In dismissing the grievance, Arbitrator Robert Kitchen considered the unique circumstances both of the employer’s operations and the pubic more generally. Given the risks associated with the pandemic, the arbitrator found that the program and the related requirements for testing were reasonable. This decision was based on a close review of how COVID-19 is spread, and the related guidance which the Ministry and public health officials provided in support of the approach taken by the employer.

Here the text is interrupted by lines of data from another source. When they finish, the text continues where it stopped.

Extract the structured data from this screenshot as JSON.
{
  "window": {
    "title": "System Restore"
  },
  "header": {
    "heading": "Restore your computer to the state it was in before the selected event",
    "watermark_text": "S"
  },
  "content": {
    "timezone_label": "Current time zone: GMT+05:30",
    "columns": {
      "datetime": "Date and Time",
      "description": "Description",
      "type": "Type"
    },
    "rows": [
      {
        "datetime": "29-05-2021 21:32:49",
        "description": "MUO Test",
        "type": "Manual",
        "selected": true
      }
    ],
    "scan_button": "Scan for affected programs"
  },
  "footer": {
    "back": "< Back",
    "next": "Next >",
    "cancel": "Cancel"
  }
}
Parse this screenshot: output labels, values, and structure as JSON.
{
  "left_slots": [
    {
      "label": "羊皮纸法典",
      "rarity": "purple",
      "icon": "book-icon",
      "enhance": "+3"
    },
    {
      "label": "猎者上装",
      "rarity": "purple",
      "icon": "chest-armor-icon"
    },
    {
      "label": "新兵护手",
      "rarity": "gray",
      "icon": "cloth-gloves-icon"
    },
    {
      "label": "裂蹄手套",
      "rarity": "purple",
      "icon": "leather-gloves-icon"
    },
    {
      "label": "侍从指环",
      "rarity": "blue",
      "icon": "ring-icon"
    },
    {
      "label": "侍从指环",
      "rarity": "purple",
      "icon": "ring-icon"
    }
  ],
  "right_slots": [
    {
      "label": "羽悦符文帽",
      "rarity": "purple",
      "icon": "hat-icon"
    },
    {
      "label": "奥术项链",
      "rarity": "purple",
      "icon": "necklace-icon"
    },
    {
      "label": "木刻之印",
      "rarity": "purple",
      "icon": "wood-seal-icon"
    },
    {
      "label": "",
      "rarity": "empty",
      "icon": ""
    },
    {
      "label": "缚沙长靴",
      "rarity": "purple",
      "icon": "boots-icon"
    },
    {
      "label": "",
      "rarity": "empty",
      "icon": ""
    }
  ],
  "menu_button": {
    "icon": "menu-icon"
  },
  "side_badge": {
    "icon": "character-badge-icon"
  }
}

The risks associated with workplace or community spread of COVID-19 are not hypothetical. The relevant work sites which were the subject of this case were either under lockdown or stay-at-home orders at the time the case was being considered. Ellis Don had also previously had to deal with outbreaks on certain sites. As a result, there was a proper basis to find that there was an ongoing threat to employee and public health.

A key finding of the arbitrator in this case was a rejection of the Union’s attempt to draw the analogy between controlling COVID-19 infections and workplace drug and alcohol testing cases. Simply put, intoxicants are not infectious, and being under the influence of drugs or alcohol is cause for discipline but being tested positive for COVID-19 is not. In other words, once it is clear that the focus is no controlling infections, the personal privacy and bodily integrity arguments need to be recognized as taking a lower (though still important) priority. Based on these considerations, the arbitrator held that the program was reasonable because the steps taken to prevent the spread of an infectious disease, all of which were based on government guidelines and involvement were defensible in the circumstances.

 

Takeaway for Employers

 

This decision is a welcome development for employers, who in many cases have struggled with how to manage workplace issues during the pandemic. While decided in the context of a labour arbitration involving unionized employees, the outcome here provides support more generally for employers to implement workplace testing. This will be particularly the case is the employer both adopts measures which are consistent with applicable public health guidelines, takes reasonable steps to protect employee privacy.